Le problème viendrait donc, pour Tevanian, d'une
généralisation, d'une construction caricaturale et imaginaire du
musulman.
Focalisant cette fois-ci uniquement sur le débat sur le
voile, Pierre Tevanian décrit, dans Le Voile médiatique,
les rouages politico-médiatiques qui ont, selon lui, permis
à cette question de prendre une place hors de proportion dans le
débat public.
Expliquant que le foulard occasionnait des « contentieux
de plus en plus rares et facilement résolus ", il s'interroge sur les
raisons qui ont pu conduire, finalement, au vote d'une loi entraînant la
déscolarisation de centaines d'élèves. Ces raisons sont
pour lui simples : il s'agirait d'une invention des journalistes et des
politiques qui auraient construits là une « fausse question ".
S'appuyant uniquement sur des informations chiffrées et
des études rigoureuses, ses ouvrages proposent une réflexion
argumentée et un regard cru sur le monde médiatique, ses liaisons
avec la sphère politique et son mode de fonctionnement.
3-3) L'islam imaginaire de Thomas Deltombe :
Certainement parmi les auteurs ayant effectué les plus
importants efforts de recherches sur le sujet, Thomas Deltombe propose dans
L'islam imaginaire une analyse de l'évolution et de la
construction médiatique française de ce qu'il qualifie de «
véritable islamophobie ".
Après avoir visionné et passé au crible
les journaux télévisés et les principales émissions
consacrées à l'islam sur les chaînes de
télévision nationales de 1979 (NDA : date du début de
la révolution iranienne) à 2005, l'auteur conclut à
un « durcissement progressif " qui a conduit à « identifier
l'" islam imaginaire " des médias à des formes de moins en moins
cachées de rejet de l'autre... ". En plus de proposer des exemples
concrets et précis qui jalonnent l'histoire médiatique de ces
trente dernières années, Deltombe rappelle les contextes
historiques et sociaux concomitants, permettant ainsi à ses lecteurs une
vue globale de la situation.
Journaliste, diplômé de l'Institut
d'études politiques de Paris et titulaire d'un DEA d'histoire
contemporaine (NDA : dont le présent sujet était le
thème d'application), Thomas Deltombe produit un travail qui a
l'avantage de répondre aux exigences de la déontologie
journalistique.
Intraitable sur le point de la sémantique, l'auteur
explique (NDA : cf. l'interview ci-dessous) que, selon lui, c'est le
fait de parler des choses qui les fait exister, en ce sens « ce sont [...]

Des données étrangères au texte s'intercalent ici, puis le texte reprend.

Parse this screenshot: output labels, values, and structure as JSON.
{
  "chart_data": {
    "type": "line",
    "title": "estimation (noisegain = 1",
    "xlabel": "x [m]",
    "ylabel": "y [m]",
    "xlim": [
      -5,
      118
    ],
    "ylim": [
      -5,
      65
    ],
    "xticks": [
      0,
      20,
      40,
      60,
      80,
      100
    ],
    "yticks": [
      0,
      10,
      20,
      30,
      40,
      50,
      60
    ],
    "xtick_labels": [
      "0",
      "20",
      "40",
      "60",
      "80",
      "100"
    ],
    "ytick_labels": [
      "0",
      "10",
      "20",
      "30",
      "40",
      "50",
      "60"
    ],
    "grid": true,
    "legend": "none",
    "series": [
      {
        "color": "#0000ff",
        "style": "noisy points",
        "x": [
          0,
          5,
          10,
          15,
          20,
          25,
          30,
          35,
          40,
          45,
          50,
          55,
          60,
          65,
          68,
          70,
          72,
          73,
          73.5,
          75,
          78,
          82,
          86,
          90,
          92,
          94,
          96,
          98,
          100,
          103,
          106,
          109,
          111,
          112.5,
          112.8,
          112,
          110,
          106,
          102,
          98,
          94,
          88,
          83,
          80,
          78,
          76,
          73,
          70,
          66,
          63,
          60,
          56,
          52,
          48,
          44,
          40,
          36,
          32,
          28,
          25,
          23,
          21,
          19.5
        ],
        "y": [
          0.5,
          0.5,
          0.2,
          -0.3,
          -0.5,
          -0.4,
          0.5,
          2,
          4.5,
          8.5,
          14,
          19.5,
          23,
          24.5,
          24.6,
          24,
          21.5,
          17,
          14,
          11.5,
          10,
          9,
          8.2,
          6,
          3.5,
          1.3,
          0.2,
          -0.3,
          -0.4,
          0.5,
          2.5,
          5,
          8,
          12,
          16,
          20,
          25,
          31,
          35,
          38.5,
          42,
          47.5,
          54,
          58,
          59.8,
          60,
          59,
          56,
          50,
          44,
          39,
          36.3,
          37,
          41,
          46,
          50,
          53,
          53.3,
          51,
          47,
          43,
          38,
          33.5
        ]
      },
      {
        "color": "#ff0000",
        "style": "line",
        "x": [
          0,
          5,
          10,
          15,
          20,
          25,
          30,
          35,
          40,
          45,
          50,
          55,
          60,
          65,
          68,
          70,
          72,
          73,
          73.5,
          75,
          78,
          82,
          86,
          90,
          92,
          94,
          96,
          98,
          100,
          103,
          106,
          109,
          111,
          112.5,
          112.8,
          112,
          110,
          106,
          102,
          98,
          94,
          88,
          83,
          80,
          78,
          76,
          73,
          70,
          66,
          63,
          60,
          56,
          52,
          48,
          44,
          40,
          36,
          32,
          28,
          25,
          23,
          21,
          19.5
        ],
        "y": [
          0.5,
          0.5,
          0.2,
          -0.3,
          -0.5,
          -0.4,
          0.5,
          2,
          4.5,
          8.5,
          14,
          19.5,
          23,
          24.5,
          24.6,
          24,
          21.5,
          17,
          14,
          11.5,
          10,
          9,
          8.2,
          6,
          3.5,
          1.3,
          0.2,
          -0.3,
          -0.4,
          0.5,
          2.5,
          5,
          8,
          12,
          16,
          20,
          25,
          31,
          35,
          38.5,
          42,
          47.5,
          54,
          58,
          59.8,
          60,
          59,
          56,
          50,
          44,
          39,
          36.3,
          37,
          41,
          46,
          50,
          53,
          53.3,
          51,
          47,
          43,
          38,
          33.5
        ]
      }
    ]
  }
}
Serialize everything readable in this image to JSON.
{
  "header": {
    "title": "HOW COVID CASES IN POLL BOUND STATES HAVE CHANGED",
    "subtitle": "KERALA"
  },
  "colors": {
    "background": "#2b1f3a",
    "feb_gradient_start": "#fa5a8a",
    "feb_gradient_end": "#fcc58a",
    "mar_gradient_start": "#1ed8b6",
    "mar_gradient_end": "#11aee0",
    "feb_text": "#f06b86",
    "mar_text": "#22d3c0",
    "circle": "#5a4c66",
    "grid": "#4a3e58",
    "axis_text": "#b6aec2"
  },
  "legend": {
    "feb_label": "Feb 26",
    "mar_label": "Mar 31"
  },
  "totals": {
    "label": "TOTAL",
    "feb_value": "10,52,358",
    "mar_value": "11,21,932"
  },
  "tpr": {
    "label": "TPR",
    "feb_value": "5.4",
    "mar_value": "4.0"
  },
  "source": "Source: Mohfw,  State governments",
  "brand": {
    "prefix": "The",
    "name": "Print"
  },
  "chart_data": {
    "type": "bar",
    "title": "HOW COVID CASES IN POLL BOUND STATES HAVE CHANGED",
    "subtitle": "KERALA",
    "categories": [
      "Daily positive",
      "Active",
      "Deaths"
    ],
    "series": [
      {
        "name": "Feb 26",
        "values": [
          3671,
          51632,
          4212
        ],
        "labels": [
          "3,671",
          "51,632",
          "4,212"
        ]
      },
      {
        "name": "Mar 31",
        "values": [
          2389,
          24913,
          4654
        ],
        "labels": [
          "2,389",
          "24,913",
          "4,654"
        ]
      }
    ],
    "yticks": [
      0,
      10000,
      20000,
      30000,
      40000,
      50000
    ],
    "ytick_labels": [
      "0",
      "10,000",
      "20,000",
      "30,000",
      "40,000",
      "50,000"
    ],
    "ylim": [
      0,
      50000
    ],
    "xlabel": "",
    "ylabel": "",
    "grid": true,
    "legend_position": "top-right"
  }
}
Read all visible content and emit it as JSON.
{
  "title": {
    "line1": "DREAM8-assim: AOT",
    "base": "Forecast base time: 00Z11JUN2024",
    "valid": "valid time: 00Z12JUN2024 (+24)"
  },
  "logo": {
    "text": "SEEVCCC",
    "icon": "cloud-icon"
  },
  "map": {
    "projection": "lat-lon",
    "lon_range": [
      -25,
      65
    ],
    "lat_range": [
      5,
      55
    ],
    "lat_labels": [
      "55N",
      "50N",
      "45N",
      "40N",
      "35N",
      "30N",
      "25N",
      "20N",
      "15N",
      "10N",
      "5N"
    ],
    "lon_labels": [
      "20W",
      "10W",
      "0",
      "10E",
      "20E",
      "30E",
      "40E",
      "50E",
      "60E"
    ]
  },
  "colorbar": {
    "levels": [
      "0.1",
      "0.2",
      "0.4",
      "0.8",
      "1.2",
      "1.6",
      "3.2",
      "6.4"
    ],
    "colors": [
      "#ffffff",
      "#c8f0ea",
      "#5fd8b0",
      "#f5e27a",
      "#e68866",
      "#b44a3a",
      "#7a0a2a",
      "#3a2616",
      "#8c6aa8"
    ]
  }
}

les mots qui ont créé la communauté musulmane ». Pour
lui, l'impact des mots, répétés
quotidiennement dans les médias, est déterminant et
participe à modeler la réalité.
Entre représentations fantasmées, course à
l'audience et stigmatisation, il montre comment le petit écran a
fabriqué un « islam imaginaire ».
Mais plutôt que d'en parler à sa place, le mieux
est encore d'écouter l'auteur lui-même. L'interview ci-dessous
nous livre tous les détails de sa pensée sur le sujet (NDA :
la quasi intégralité de cette interview est volontairement
retranscrite ici afin de ne pas déformer les propos de l'auteur ou de
leur faire perdre de leur intérêt).
Interview
L'islam imaginaire de Thomas
Deltombe
Thomas Deltombe, journaliste, diplômé de
l'Institut
d'études politiques de Paris et titulaire d'un DEA
d'histoire contemporaine s'est particulièrement
spécialisé
sur la thématique de l'islam en tant que
représentation
médiatique. Dans son livre L'islam imaginaire,
il explique
comment, depuis la révolution iranienne de 1979
à nos jours, les médias ont participé à construire,
de toutes pièces, une image bien particulière de l'islam. Suite
à un titanesque travail d'analyse des principaux JT et émissions
relatives à l'islam, il conclut qu'aujourd'hui, les médias font
recouvrir au terme " islam " des réalités bien plus vastes que
celle de la religion en elle-même.
En tant que journaliste, vous auriez pu vous
intéresser à beaucoup de thèmes, or celui de l'islam
semble avoir particulièrement retenu votre attention, pourquoi
?
« C'est un peu un concours de circonstances. J'ai
toujours eu cette vocation par rapport au journalisme, et déjà
avant de le devenir je voulais réfléchir sur le journalisme. J'ai
donc fait un DEA sur l'histoire des médias et mon thème
d'application c'était la façon dont, historiquement, les
médias ont parlé de l'islam.
Je trouvais ce thème intéressant, j'avais
déjà pris des cours sur l'histoire de l'islam, et au cours de la
réalisation d'une enquête sociologique sur l'islam dans une ville
de banlieue parisienne j'entendais souvent des musulmans me dire « - On
parle de nous comme ci... », « - Les médias disent que...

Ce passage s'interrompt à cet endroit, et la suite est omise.